■歩道の走行は厳禁!!
電動キックボードは、道路交通法上の車両区分は「原動機付き自転車」。いわゆる「原付バイク」と同じカテゴリです。
そのなかで、一定の基準を満たすものを「特定小型原動機付き自転車」としたのが、2023年7月の改正道路交通法。「LUUP」などのシェアリングサービスの電動キックボードは、この特定小型原動機自転車の基準を満たしているものが多いようです。
基準の内容についてはここでは割愛しますが、免許が不要だとはいえ、カテゴリは原付バイクと同じですので、車道と歩道または路側帯の区別がある道路においては、電動キックボードは車道を通行しなければなりません。ただ、一定の基準を満たす特定小型原動機自転車は、自転車道も通行することができます。
特定小型原動機自転車のなかでも、最高速度表示灯を点滅させることや、6km/hを超える速度を出すことができないなどの基準を満たす車両は、「特例特定小型原動機付自転車」として、一部の歩道も通行が可能。「6km/hモード」の搭載があるなどの車両が該当します。ただ、どんな歩道でも通行できるわけではなく、通行できる歩道は「普通自転車等及び歩行者等専用」の道路標識が設置されている歩道に限られます。また通行する際には、歩道の車道寄りの部分を通行しなければならず、歩行者の通行を妨げることとなる場合は一時停止するなどの義務もあります。
■飲酒運転も厳禁!!
そしてもちろん、車両ですので、お酒を飲んでの運転は厳禁です。飲酒運転は、自転車においても禁止されています。運転者のみならず、車両に乗ってきた人にお酒を提供した人、お酒を飲んだ人に車両を提供した人も罰せられるなど、飲酒運転は絶対にしてはいけない悪質な犯罪。気軽に利用できる電動キックボードなら大丈夫、ということはありません。
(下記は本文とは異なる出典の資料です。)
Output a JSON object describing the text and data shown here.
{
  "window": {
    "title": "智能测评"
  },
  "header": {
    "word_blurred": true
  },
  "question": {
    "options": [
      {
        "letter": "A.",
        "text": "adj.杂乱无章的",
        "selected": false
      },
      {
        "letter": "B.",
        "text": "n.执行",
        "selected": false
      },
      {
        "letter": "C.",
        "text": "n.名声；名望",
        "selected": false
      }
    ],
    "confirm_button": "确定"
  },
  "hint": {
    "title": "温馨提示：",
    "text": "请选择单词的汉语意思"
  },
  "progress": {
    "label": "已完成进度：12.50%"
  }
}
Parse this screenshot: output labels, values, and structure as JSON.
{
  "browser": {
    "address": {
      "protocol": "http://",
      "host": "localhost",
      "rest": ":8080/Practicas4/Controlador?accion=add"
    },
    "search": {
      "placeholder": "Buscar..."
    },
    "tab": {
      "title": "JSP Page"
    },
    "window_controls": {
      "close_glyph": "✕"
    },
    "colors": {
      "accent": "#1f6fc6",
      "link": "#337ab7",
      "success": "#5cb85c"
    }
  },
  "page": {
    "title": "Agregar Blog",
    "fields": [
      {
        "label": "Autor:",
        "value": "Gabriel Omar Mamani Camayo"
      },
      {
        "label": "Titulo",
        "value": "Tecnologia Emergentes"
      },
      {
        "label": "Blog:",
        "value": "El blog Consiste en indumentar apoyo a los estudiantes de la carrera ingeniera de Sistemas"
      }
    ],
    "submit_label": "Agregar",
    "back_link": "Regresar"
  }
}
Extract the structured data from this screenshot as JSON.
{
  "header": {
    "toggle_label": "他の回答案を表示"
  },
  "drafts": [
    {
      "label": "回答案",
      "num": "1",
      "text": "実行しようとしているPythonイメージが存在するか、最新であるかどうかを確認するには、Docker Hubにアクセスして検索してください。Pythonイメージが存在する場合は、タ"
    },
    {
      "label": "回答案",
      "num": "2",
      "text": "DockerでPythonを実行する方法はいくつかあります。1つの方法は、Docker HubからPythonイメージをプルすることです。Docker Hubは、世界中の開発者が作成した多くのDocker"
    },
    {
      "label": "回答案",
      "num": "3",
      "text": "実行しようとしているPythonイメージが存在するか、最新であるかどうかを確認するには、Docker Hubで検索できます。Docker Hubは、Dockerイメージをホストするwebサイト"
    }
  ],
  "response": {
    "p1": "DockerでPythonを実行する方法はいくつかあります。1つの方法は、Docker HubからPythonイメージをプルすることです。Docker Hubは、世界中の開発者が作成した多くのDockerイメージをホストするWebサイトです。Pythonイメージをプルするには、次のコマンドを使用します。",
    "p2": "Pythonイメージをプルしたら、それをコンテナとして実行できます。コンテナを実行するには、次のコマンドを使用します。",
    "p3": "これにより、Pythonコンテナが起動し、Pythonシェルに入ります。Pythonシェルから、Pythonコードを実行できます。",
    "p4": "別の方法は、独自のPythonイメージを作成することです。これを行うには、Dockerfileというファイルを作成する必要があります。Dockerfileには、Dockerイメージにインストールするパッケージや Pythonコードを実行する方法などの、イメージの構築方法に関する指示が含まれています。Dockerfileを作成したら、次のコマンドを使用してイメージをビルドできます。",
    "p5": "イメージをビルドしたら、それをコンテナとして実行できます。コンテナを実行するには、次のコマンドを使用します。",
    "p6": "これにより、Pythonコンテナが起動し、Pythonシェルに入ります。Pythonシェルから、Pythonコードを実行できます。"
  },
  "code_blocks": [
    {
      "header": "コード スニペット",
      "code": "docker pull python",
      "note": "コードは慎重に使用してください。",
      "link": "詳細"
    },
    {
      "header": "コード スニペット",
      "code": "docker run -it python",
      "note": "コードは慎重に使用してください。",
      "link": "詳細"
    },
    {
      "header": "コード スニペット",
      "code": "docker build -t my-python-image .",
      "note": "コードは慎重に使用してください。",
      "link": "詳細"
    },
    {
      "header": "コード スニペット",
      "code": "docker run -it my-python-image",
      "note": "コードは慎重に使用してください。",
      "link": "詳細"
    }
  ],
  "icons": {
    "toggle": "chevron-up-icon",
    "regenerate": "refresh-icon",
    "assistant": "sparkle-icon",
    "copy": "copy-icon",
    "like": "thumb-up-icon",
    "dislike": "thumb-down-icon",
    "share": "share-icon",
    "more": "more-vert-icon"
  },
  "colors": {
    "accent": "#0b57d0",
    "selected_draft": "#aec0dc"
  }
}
ちなみに、酒酔い運転は5年以下の懲役または100万円以下の罰金、酒気帯び運転でも3年以下の懲役または50万円以下の罰金が科せられます。
■イヤホンもダメ!!
移動中はイヤホンが手放せない、という人は少なくないと思いますが、イヤホンをしたままで電動キックボードを運転することは、安全運転義務違反とみなされる可能性があります。
「安全運転の義務」とは、道路交通法第70条で定められているもので、「車両等の運転者は、(中略)道路、交通及び当該車両等の状況に応じ、他人に危害を及ぼさないような速度と方法で運転しなければならない」というもの。具体的な記載はないですが、イヤホンによって周囲の音が聴こえづらい状態にあることは、この安全運転の義務に違反する、とされる可能性があるのです。
イヤホンに関しては、都道府県の道路交通法施行細則で具体的に禁止をしているケースもあり、違反とされれば反則金が発生する場合もあります。好きな音楽を聴きながら移動を楽しみたい気持ちもわかりますが、電動キックボードでの移動中は、すこし我慢しましょう。